3. Osmanlı’yı Yıkan Gerçek Unsurlar: İttihatçılar, Masonlar ve Sabatayistler
Osmanlı’nın yıkılış sebebi, birkaç gayrimüslim nazır değil; 1908’den itibaren iktidarı ele geçiren İttihat ve Terakki Cemiyetidir. Bu cemiyetin çekirdeği Selanik’te örgütlenmiş, Mason localarıyla ve Sabatayist unsurlarla bağlantılıdır[^4]. 1913 Babıali Baskını ile Osmanlı fiilen bu kadronun eline geçti. Ardından Cihan Devletini Almanya’ya bağlayarak Birinci Dünya Savaşı’na soktular ve devletin sonunu hazırladılar.

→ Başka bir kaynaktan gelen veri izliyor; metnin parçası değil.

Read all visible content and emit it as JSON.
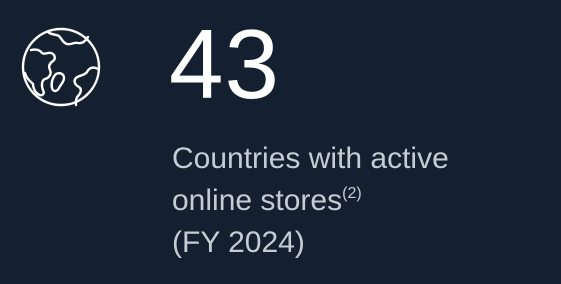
{
  "stat": {
    "value": "43",
    "line1": "Countries with active",
    "line2": "online stores",
    "footnote": "(2)",
    "line3": "(FY 2024)"
  },
  "icon": "globe-icon",
  "colors": {
    "background": "#14202f",
    "value_text": "#ffffff",
    "description_text": "#c6ccd4",
    "icon_stroke": "#ffffff"
  }
}
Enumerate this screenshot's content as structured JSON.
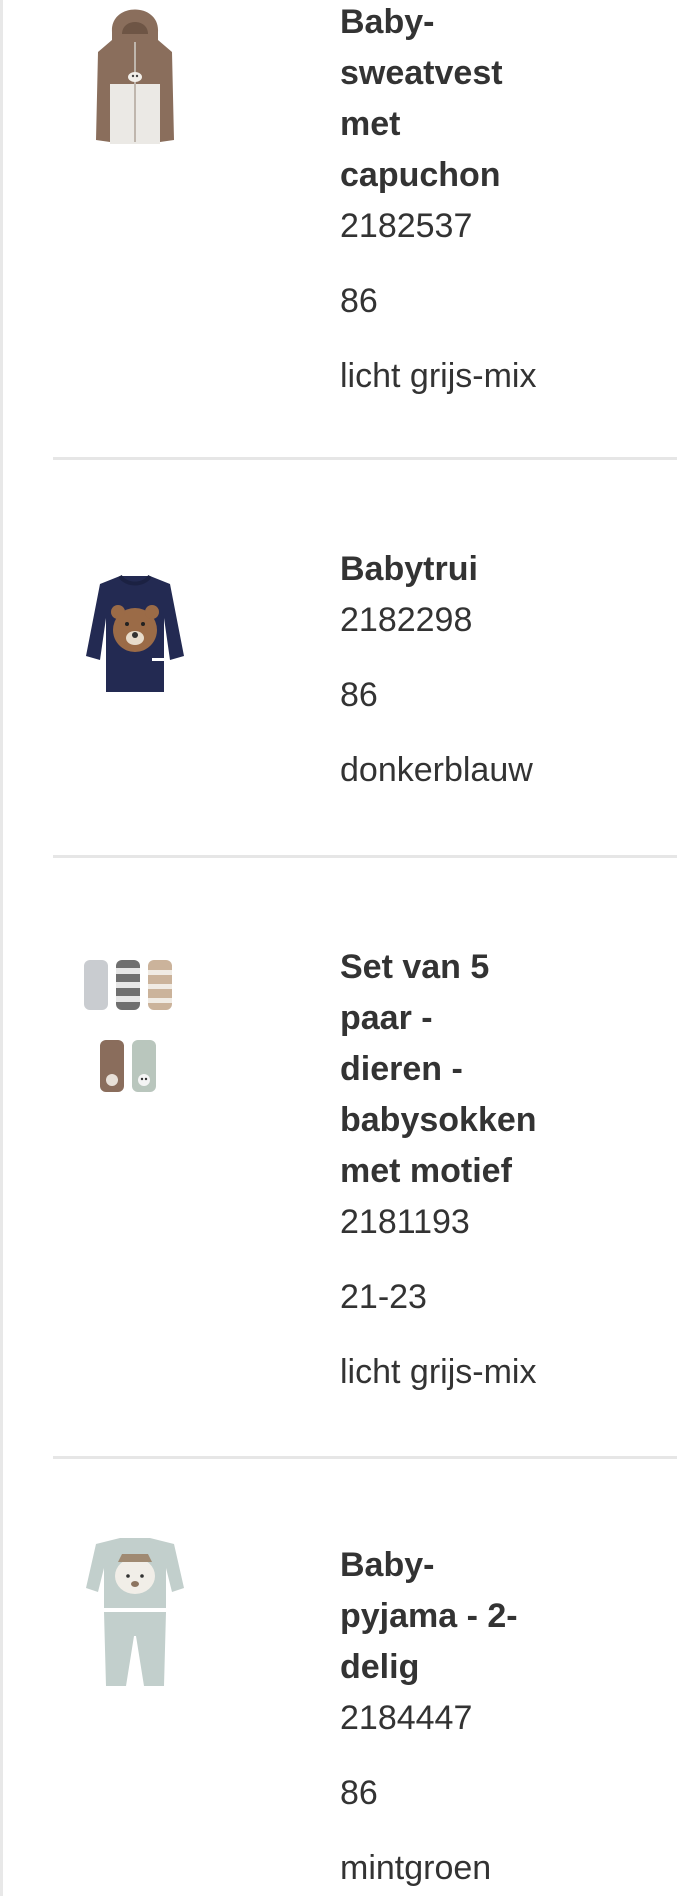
{
  "items": [
    {
      "title": "Baby-\nsweatvest\nmet\ncapuchon",
      "article_number": "2182537",
      "size": "86",
      "color": "licht grijs-mix",
      "icon": "hooded-sweat-jacket-icon"
    },
    {
      "title": "Babytrui",
      "article_number": "2182298",
      "size": "86",
      "color": "donkerblauw",
      "icon": "sweater-icon"
    },
    {
      "title": "Set van 5\npaar -\ndieren -\nbabysokken\nmet motief",
      "article_number": "2181193",
      "size": "21-23",
      "color": "licht grijs-mix",
      "icon": "socks-set-icon"
    },
    {
      "title": "Baby-\npyjama - 2-\ndelig",
      "article_number": "2184447",
      "size": "86",
      "color": "mintgroen",
      "icon": "pyjama-icon"
    }
  ],
  "colors": {
    "text": "#333333",
    "divider": "#e6e6e6",
    "background": "#ffffff"
  }
}
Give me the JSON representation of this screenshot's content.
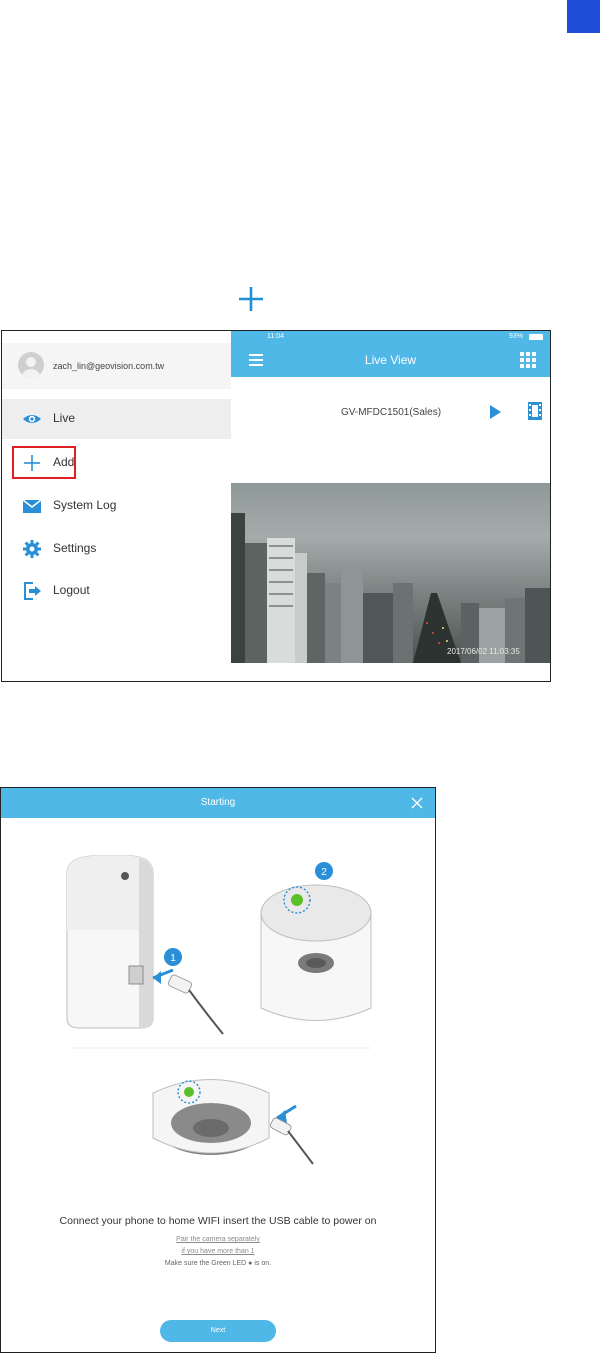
{
  "shot1": {
    "drawer": {
      "user_email": "zach_lin@geovision.com.tw",
      "items": [
        {
          "label": "Live",
          "icon": "eye-icon"
        },
        {
          "label": "Add",
          "icon": "plus-icon"
        },
        {
          "label": "System Log",
          "icon": "envelope-icon"
        },
        {
          "label": "Settings",
          "icon": "gear-icon"
        },
        {
          "label": "Logout",
          "icon": "logout-icon"
        }
      ]
    },
    "liveview": {
      "status_time": "11:04",
      "status_battery": "93%",
      "title": "Live View",
      "camera_name": "GV-MFDC1501(Sales)",
      "timestamp": "2017/06/02   11:03:35"
    }
  },
  "shot2": {
    "title": "Starting",
    "main_text": "Connect your phone to home WIFI insert the USB cable to power on",
    "link1": "Pair the camera separately",
    "link2": "if you have more than 1",
    "note": "Make sure the Green LED ● is on.",
    "next_button": "Next"
  },
  "colors": {
    "accent": "#50b8e6",
    "highlight": "#e02020",
    "tab": "#1f4fd8"
  }
}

Dolayısıyla Osmanlı’yı yıkan şey, Abdülhamid’in siyasetinde değil; Masonik yapılanmaların ve Batıcı İttihatçıların komplolarındadır.
4. Cumhuriyet’i Kuran Kadro ve Gizli Ajandalar
1923’te kurulan Cumhuriyet’in çekirdek kadrosu, İttihatçı geleneğin devamıdır. Bu kadro içinde Masonlar, Sabatayistler ve Batıcı unsurlar önemli yer tutuyordu[^5]. 1924’te Hilafet kaldırıldı, 1925’te medreseler kapatıldı, 1928’de harf devrimiyle İslamî ilimler kökten darbe aldı. 1927’de çıkarılan Vatandaşlık Kanunu ile yurt dışından getirilen gayrimüslimler bir gecede vatandaş yapıldı ve ticaret-medya alanında güçlendirildi[^6]. Aynı dönemde Müslüman-Türk halk ağır vergiler altında ezildi; İslamî değerler aşağılandı. Bu tablo, “Atatürk kimin tekerine çomak soktu?” sorusunun ne kadar çarpık olduğunu ortaya koyar.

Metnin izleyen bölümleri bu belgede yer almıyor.